Mia and Lorrie Ann are lifelong friends: hard-hearted Mia and untouchably beautiful, kind Lorrie Ann. While Mia struggles with a mother who drinks, a pregnancy at fifteen, and younger brothers she loves but can't quite be good to, Lorrie Ann is luminous, surrounded by her close-knit family, immune to the mistakes that mar her best friend's life. Until a sudden loss catapults Lorrie Ann into tragedy: things fall apart, and then fall apart further – and there is nothing Mia can do to help. And as good, kind, brave Lorrie Ann stops being so good, Mia begins to question just who this woman is and what that question means about them both. A staggeringly arresting, honest novel of love, motherhood, loyalty, and the myth of the perfect friendship that moves us to ask ourselves just how well we know those we love, what we owe our children, and who we are without our friends.
PUBLISHERS WEEKLY
The divergent paths of two girls raised in a Southern California beach town plot the course for Thorpe's affecting debut novel.

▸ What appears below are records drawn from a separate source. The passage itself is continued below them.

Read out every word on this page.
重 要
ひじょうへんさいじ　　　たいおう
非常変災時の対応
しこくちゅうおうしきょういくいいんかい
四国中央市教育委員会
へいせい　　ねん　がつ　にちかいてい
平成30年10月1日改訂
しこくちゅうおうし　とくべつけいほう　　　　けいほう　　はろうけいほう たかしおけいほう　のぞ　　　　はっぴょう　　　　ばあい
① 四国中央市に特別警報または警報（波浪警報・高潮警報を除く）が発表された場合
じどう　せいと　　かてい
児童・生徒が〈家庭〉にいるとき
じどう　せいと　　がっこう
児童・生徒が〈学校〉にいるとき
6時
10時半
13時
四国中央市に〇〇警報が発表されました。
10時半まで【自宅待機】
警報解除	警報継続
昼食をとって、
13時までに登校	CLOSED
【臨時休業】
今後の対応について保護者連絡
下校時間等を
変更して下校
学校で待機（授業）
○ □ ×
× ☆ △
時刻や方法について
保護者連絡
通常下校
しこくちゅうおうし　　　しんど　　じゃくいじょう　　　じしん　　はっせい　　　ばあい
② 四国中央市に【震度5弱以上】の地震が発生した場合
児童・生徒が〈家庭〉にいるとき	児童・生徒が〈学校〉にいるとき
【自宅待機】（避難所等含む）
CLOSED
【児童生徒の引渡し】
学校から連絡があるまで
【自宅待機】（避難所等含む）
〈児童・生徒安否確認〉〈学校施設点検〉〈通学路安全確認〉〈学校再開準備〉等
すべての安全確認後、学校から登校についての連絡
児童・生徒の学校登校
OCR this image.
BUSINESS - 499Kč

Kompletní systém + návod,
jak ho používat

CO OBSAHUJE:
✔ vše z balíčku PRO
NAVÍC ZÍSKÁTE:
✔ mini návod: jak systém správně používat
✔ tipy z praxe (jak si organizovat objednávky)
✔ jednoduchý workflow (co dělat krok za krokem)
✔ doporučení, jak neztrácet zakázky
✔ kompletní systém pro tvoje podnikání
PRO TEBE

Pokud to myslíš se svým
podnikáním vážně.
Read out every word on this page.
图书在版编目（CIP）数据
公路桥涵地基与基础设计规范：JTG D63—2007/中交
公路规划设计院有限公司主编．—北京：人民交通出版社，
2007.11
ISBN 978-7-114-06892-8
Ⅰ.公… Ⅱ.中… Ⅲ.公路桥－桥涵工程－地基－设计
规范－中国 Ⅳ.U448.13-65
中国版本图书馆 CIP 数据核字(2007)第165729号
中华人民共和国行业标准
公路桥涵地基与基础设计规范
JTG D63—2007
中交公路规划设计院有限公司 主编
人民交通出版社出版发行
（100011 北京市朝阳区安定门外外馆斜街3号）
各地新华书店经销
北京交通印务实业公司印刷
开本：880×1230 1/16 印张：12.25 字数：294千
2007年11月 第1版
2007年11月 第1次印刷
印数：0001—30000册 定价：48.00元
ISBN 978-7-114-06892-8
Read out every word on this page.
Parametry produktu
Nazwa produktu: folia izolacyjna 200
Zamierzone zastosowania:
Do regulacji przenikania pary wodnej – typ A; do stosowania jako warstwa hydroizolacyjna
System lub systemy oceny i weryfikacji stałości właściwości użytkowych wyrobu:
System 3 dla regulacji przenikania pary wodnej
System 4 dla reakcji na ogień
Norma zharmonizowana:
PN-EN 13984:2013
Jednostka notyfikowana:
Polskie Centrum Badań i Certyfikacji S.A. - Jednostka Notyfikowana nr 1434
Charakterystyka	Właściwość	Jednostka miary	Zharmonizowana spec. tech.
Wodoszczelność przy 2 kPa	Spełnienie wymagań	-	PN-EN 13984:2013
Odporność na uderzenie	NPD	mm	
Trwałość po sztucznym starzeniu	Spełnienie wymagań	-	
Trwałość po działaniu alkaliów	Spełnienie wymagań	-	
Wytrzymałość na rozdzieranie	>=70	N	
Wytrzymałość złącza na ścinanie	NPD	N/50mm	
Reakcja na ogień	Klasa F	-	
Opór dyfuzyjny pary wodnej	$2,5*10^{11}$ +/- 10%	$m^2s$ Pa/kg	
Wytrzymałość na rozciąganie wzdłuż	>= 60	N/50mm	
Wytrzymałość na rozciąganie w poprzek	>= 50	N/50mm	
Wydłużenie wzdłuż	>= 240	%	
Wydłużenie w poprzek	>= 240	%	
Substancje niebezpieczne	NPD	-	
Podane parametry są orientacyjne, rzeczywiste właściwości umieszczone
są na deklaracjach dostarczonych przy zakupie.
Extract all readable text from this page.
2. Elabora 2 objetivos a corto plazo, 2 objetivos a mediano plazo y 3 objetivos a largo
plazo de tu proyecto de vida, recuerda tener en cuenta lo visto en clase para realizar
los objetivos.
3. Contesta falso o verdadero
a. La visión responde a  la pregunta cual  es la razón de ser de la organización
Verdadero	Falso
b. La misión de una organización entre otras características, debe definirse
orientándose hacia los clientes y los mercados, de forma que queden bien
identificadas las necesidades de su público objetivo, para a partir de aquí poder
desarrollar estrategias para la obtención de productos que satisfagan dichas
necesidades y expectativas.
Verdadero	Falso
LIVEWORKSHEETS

Mia, who recounts the story of their friendship as an adult, had always cast herself as the "bad one" to Lorrie Ann's "good one": "She was beautiful... but I was sexy.... We were both smart, but Lorrie Ann was contemplative where I was wily, she earnest and I shrewd. Where she was sentimental, I became sarcastic." Secrets like lost virginity and an abortion cemented their bond, but high school graduation sent the young women in opposite directions: Mia went to Yale, and on to Istanbul to study the Sumerian goddess Inanna; Lorrie Ann had a shotgun marriage, and then became a young Army widow, caring for her disabled son, eventually turning to drug addiction to cope with it all. When Lorrie Ann turns up barefoot on Mia's doorstep in Istanbul, Mia hardly recognizes her; she can't make sense of the way her seemingly flawless friend's life has panned out. Thorpe unflinchingly examines the psychological tug-of-war between the friends, and delves in to the pro-choice debate and issues relating to medical malpractice to give the personal narrative heft. The result is a nuanced portrait of two women who are sisters in everything but name. 75,000-copy first printing.